The ship grew food using a massive hydroponic system powered by the sun and the heat from the plastic processing systems. As it slowly moved around the South Atlantic Mess, as it had become to be called, the feeder ships came and took the compressed floating blocks of plastic and the food created back to what now counted for civilisation.
The rotating drum sails were still today, the weather was calm and there was no hurry to go anywhere. Eric didn’t have the faintest idea where the ship was, apart from somewhere in the South Atlantic.

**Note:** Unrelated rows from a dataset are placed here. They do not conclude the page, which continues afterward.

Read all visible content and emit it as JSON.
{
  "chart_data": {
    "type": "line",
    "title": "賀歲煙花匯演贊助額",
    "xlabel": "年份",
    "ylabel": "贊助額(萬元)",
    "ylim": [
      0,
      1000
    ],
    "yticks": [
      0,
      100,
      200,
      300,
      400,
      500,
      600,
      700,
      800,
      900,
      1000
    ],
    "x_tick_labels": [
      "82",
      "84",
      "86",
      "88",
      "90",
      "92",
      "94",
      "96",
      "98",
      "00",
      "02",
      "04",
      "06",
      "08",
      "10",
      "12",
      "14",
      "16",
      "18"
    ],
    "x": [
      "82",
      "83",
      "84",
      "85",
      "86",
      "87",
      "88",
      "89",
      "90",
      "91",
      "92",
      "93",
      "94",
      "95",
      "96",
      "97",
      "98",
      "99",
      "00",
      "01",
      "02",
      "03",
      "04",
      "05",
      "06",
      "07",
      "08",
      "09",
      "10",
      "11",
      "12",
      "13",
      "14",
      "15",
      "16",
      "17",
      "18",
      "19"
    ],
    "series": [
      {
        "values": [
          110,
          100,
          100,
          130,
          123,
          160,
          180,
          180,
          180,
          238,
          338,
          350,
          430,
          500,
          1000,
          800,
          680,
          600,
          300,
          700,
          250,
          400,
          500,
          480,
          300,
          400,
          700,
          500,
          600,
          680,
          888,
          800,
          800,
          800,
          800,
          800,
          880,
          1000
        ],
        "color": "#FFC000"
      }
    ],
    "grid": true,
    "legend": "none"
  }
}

Eric had tried to call shift three and got no response. Their control centre was on the way so xe decided to pick up the rolling stretcher from there and try and see what was stopping them from responding.
“Julia?”
“Yeah?”
“Do I need to bring anything else?”
“Painkillers maybe. Call up a trauma medic on the blink and bring a telepresence set.”
“There’s nobody at Centre Three.”
“I know.”
“I’m coming as fast as I can. Have you called anyone else?”
“You were the only one I managed to raise.”
“Retreat?”
“Here,” the ship replied.
“Where is everybody?”
“They snuck out somehow. It looks like you two are the only ones left.”
None of the doors locked – there was no point and it was dangerous in an emergency. Constant surveillance from the watching mind and locator belts made shutting people out pointless. There was one secure room in case somebody became dangerous, and the powerful drugs were locked away behind paired keys to keep temptation from people who might be weak, but that was it.